Published on September 26th, 2010 | by Anthony D Poerio19
Mitchell Heisman’s 1,905 Page Harvard Suicide Note, And Why We Care About It
Mitchell Heisman, the man who recently shot himself in Harvard Yard, also released an unreadable rant suicide note totaling some 1,905 pages as “a test of whether America can be true to itself” based around one rhetorical gambit: if he proves his point he manages to create a spectacle that nobody cares about.
Heisman’s dying “hypothesis” that “this work will be repressed,” is developed in his statements that “The attempt to repress rather than address the evidence in this work, for example, can clarify that there are arguments of substance that are being denied a right to be heard.”
Put more bluntly, he means: “if you don’t read this, in full, and respond to it, I prove my point and America fails to live up to its billing as the world’s premiere place for ‘free speech’ and ‘liberal democracy.’ Really?

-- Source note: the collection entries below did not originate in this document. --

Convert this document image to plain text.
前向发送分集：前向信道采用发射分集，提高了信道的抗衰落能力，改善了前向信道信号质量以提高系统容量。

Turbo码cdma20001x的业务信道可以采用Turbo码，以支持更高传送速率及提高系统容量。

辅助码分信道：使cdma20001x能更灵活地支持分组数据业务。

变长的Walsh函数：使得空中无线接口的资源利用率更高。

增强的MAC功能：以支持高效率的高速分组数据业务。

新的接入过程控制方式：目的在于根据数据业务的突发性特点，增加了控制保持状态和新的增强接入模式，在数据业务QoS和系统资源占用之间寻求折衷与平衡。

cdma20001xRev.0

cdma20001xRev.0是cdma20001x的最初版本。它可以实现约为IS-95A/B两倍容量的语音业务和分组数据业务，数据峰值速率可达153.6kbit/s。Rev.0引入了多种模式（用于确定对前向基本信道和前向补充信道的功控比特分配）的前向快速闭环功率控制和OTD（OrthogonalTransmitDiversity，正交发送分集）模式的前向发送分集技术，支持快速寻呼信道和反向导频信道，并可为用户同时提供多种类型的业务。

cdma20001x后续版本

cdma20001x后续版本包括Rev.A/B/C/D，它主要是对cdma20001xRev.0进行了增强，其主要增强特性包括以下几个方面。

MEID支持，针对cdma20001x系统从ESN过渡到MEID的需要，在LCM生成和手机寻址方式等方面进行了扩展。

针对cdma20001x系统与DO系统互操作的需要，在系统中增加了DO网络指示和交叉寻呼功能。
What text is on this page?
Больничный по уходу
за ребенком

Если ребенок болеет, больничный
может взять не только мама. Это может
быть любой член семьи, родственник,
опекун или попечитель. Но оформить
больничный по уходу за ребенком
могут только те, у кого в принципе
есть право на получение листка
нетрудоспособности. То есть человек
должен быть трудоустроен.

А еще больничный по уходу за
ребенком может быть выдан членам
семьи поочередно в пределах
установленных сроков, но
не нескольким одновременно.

Heisman’s megalomaniacal rhetorical positioning (he has already been compared to Camus and Nietzsche) shows the thoughts of a troubled man equally media savvy and out of touch with reality. Could not his ‘work’ (crass quotations marks I know) be ‘suppressed’ by simple virtue of that matter that no one any longer has the time or willpower to wade through 1,905 pages and 1,455 footnotes just to see if you can argue about “the seditious genius” of “Jesus’ penis” coherently.
But the sheer volume and density of unreadable prose accompanied by the suspiciously theatrical gesture of killing himself in Harvard Yard masks what could, and in this critics opinion should be construed as a final attempt to climb the academic/social ladder.
We can above all else be certain that we wouldn’t care about a suicide note, especially such a long and pretentious one, had the Harvard name not been attached to it. And, likewise, that Heisman, who has a B.A. in Psychology from the University of Albany, surely knew this also.